Boylston convenience store robbed

Boston+police+detectives+exiting+Downtown+Convenience+after+the+alleged+robbery.

Hongyu Liu

Boston police detectives exiting Downtown Convenience after the alleged robbery.

By Camilo Fonseca, Editor-at-large

A Boylston Street convenience store was robbed on Wednesday evening, according to a store employee.

Boston police responded to 40 Boylston St. after a robbery call at 9:21 p.m., according to Officer Stephen McNulty, a department spokesman. Downtown Convenience employee Anusha Gurung told The Beacon a man came in and opened the cash register, threatening the store clerk with a firearm.

Gurung said the man, who she described as ragged and older-looking, was trying to sell gloves and water bottles to her. When she asked him to leave, he went around the counter to the employee’s side and approached the register.

“I was just standing there shouting at him, ‘don’t do that,’” she said. “I couldn’t push him or anything because he was stronger than me—what if he punched me? That was in my mind. I’d rather he take the money and leave me safe than [have to] fight him.”

“Then he told me, ‘I have a gun,’” she added.

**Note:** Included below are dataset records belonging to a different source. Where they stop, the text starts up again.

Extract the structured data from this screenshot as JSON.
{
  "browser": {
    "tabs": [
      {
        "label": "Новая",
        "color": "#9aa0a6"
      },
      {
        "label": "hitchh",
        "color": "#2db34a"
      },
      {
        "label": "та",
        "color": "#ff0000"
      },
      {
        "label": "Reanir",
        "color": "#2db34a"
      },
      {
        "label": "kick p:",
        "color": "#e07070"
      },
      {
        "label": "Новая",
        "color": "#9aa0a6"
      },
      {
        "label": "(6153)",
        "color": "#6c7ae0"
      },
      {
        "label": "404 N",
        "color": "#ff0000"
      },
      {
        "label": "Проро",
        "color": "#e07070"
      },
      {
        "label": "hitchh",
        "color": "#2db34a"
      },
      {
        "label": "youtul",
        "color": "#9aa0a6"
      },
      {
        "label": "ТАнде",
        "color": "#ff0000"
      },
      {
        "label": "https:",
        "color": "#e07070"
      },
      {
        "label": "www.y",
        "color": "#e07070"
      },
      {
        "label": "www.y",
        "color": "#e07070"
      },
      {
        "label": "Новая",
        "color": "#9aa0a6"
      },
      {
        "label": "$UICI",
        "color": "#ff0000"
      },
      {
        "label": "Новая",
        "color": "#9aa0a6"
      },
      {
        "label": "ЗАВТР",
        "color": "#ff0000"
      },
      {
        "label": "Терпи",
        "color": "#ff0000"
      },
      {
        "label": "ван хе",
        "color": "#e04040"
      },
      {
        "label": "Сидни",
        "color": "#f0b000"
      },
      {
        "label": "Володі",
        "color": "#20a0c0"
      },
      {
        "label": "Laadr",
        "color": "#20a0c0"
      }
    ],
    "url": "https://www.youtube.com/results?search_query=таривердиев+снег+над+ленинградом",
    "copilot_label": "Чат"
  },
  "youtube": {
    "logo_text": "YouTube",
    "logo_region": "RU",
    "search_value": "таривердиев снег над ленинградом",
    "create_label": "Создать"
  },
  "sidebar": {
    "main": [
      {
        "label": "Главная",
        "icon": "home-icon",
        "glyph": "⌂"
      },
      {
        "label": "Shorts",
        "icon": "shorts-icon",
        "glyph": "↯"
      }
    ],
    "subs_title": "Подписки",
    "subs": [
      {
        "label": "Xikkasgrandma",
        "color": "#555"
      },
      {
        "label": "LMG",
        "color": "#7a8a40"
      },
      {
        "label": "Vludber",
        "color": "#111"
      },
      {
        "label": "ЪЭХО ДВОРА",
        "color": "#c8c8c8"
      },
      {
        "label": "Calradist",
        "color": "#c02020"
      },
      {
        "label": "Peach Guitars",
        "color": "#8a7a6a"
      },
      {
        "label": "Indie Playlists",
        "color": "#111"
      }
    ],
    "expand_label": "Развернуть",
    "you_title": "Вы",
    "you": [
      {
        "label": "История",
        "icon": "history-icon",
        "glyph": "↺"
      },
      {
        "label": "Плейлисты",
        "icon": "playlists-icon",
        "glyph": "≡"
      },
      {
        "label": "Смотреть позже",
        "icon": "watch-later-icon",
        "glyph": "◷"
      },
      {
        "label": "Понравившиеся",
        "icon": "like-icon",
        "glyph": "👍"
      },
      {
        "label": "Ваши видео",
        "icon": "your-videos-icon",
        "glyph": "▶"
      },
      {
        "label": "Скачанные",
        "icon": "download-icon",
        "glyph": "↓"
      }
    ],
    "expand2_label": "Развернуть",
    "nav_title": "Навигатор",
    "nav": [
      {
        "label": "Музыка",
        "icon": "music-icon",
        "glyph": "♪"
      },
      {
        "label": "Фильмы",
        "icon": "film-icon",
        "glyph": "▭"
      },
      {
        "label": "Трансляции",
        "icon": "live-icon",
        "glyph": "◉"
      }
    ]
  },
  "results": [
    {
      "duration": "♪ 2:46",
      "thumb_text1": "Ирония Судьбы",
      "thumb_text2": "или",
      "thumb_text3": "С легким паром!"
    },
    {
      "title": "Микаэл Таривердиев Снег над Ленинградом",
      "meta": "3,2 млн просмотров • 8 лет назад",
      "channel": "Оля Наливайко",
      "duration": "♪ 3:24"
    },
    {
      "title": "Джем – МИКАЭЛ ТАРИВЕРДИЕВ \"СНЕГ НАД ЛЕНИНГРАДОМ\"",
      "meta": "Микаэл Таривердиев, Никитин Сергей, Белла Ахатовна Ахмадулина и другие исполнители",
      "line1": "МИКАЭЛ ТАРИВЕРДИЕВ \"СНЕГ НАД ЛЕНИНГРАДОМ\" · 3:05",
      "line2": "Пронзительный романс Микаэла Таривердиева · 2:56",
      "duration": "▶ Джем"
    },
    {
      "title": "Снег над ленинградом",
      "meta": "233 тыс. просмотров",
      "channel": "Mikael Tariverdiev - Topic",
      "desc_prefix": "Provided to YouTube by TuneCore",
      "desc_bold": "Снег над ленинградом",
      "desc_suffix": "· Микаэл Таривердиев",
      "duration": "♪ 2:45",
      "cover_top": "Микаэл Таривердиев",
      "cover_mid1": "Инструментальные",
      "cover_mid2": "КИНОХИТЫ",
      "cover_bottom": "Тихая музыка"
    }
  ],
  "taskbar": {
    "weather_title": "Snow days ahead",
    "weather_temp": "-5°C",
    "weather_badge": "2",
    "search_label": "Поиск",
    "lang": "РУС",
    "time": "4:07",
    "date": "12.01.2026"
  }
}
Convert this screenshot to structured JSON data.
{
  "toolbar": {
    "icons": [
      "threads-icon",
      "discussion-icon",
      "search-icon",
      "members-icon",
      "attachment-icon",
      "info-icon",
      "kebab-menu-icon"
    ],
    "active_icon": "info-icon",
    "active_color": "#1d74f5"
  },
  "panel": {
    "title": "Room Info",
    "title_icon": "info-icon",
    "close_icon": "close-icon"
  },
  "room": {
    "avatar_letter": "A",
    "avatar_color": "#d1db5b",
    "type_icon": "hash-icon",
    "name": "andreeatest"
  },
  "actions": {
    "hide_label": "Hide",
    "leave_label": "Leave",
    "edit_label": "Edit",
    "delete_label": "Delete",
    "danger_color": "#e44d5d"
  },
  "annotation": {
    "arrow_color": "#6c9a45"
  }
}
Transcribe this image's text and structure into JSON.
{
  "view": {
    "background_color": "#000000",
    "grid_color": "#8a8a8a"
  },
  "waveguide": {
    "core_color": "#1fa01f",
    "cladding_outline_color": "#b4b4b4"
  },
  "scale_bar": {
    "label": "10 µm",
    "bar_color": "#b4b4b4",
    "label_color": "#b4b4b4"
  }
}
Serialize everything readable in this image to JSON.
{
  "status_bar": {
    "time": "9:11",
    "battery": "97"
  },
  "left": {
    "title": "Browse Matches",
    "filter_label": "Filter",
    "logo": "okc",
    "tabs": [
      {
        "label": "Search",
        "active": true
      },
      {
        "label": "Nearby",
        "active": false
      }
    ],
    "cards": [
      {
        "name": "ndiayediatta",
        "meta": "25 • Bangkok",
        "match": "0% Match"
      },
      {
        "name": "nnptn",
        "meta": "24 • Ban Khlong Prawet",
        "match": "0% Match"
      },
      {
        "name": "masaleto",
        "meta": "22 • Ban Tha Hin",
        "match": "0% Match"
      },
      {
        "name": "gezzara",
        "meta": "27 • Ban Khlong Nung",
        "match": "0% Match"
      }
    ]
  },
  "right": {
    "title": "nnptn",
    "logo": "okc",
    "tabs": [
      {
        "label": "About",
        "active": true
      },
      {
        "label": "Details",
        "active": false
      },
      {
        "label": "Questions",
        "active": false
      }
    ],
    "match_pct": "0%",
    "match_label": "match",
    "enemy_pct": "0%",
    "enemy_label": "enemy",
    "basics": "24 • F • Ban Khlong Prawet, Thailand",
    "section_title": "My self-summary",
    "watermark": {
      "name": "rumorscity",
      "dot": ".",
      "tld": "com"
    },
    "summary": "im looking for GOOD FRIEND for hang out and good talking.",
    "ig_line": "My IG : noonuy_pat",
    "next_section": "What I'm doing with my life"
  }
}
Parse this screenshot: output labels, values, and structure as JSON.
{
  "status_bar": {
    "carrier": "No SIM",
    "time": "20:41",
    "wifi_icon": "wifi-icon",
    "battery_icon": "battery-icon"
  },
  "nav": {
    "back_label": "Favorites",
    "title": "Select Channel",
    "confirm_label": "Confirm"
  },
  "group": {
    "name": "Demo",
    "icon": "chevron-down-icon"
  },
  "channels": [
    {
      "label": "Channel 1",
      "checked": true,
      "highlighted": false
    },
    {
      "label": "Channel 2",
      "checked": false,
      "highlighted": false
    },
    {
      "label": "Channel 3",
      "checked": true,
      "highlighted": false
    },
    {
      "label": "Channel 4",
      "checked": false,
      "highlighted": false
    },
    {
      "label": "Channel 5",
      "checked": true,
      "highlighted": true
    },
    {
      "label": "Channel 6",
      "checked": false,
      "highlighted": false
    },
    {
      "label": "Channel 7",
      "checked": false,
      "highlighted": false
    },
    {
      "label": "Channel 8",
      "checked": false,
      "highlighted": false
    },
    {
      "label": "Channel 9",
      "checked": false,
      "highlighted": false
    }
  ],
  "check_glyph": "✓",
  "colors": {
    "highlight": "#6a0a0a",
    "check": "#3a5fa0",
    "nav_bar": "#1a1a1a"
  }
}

Gurung never saw the weapon, which the man said was in his bag. Though she said police investigators assured her otherwise, she doubted the man was telling the truth. 

“I didn’t check,” she said. “In that kind of situation, [everything] just happened all of a sudden.”

The man grabbed all the large bills in the register and walked out the door without violence, Gurung said.

McNulty declined to confirm details, noting that the police investigation was still ongoing. The Emerson College Police Department did not issue a campus-wide alert for the incident.

Gurung said that even though she had witnessed a robbery in the past, she wasn’t sure if she would return to work after the incident.

“If I don’t feel safe, I don’t need the money,” she said. “My life is everything for me.”

She said police would return in the morning to review the store’s surveillance footage.

“Hopefully he will get caught—because it’s just not about that guy,” she said. “It’s about the safety of the store; the safety of the neighborhood, you know?”